In Belfast, Dr Bell devoted most of her time to the welfare of children and women. She was honorary physician to the Women’s Maternity Home and the Babies’ Home, Belfast, and one of the medical officers appointed by the Belfast Corporation in connection with their babies’ clubs welfare scheme.

Soon, ill health compelled her to resign. On July 9, 1934, at the age of 71, the doctor aptly described as “a pioneer of the feminist movement in Ireland” died at her home at College Gardens, Belfast.

Plaque

Like Dr Strangman, Dr Bell’s role in medicine and as a champion of women’s rights has not been forgotten. On October 11, 2016, the Ulster History Circle unveiled a blue plaque to honour Dr Bell at Daisy Hill Hospital in Newry.

“It was decided to place it at Daisy Hill Hospital because it occupies the site of the Newry Workhouse close to where Dr Bell was brought up and where her father worked. The workhouse was built in 1841 and functioned until 1948. It is quite possible that Dr Bell and her sister were inspired by the plight of the destitute inmates of the workhouse to devote their lives to the service of others,” Dr Shelagh-Mary Rea wrote in The Ulster Medical Journal.

“It was my privilege to be present at the unveiling of the blue plaque and to speak, as a relative, about Dr Bell’s life, history and achievements. Dr Bell was a truly remarkable woman, intelligent and courageous, whose life was marred by immense tragedy with the death of her husband and the loss of her son.

“She succeeded in medicine despite discrimination on the grounds of gender. Joining the profession in the first place was a major challenge and she, along with other women doctors during the First World War, were found to be competent, effective and resourceful. She was also a pioneer of the feminist movement in Ireland.”

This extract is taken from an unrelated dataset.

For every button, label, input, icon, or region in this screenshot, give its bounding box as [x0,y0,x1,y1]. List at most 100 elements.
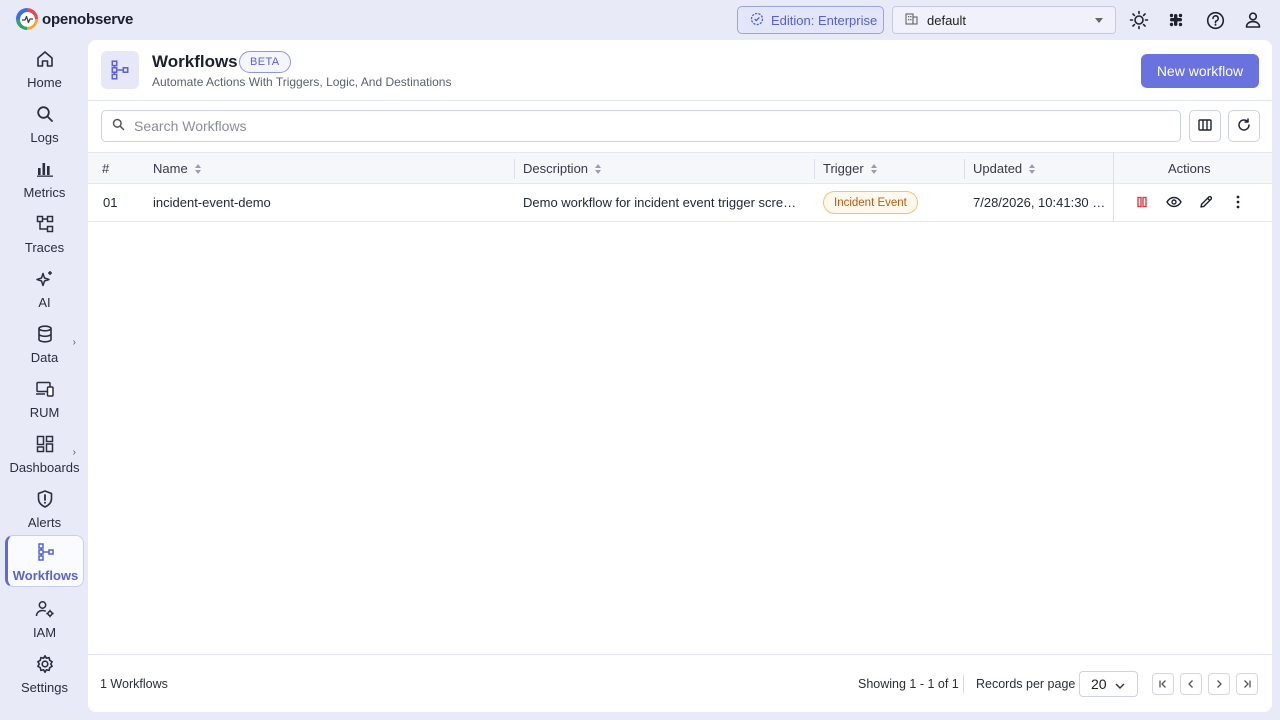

 SOURCES: RCSI; Dictionary of Irish Biography Online; Dr Laura Kelly (2012) ‘Irish Medical Women c.1880s-1920s’; Dr Mary McAuliffe, lecturer on gender history at UCD Women’s Studies; History Ireland; British Medical Journal obituary of Dr Bell, July 21, 1934; ‘Discovering Women in Irish History’; British Army Medical Service and the Malta Garrison 1799-1979; Belfast News letter; The Ulster Medical Journal.